Monday, June 05, 2006

The balls to say it...

To turn to modern day concerns; how is this Year's World Cup host country taking on the job? Jen Stehls reports from Munich.

It was a beatiful spring day today and in Alfie's living room we found the nike football website and saw all these amazing shorts about football in Brazil. There we saw adolescents doing everything the pros do but on grassless pitches or concrete. Lupe was among our group so as usually he kept his Bali-Shag open and his amsterdam flowing, and with the sun streaming through the living room windows and nearly obliterating the images on the computer screen I suppose it was obvious that we'd have the idea to grab the ball out the closet and go to the plaza.
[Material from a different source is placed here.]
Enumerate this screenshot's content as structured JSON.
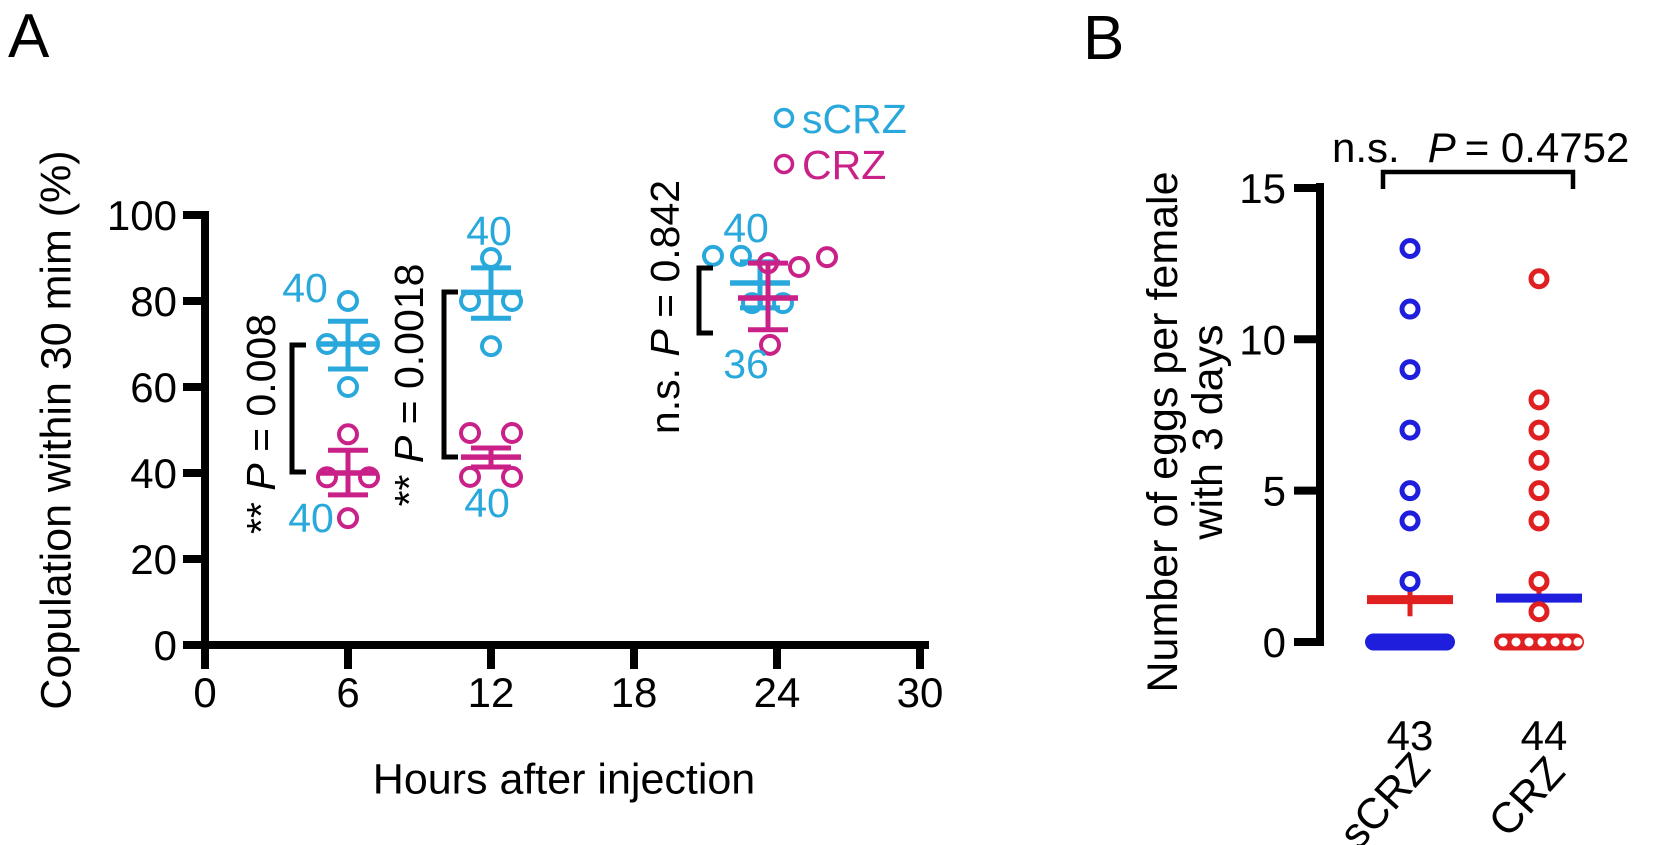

But the plaza was full of reggae drummers and blind singers and mimes, and we didn't think we could control the ball well enough or mark out any space to play in. Then Alfie saw the bocceball court standing empty. Its pitch was yellow dirt, and we realized we'd found the ideal spot. I couldn't help but think that by playing there we were declaring our allegience to the favelas of Brazil rather than the gentile grasses and concretes of our manicured state. Some bocce players our age (who knew?) were just finishing up. Alfie asked if they were done and one of them said Yes but another said Why?. Then he saw the football. Football? he said, and pursed his lips like a sissy. We just turned away and started playing. Fuck them, twentysomething bocceball players, is there any greater sign of our nation's decline and lack of life-force?

As we began to play it became immediately apparent that we were raising a lot of dust. It became apparent when an elderly couple that had been sitting at a nearby bench got up quickly and left. That seemed like quite an excessive show of protest, and it made me feel
revolutionary. In no time a haze developed over the field and it drifted across the whole plaza. Somtimes a person would be walking though and suddenly get hit by the yellow fog, turn towards us and wrinkle his nose. But by that point I would be returning the pass of my teammate, completing a stately triangle. In short, we didn't care. Our ethos was to play prettily, play in league with those free favela spirits, play together against the ugliness that is engulfing the world. We had a rather good game, but as always seems to happen here in the city, a fucking hipster stopped and took our picture.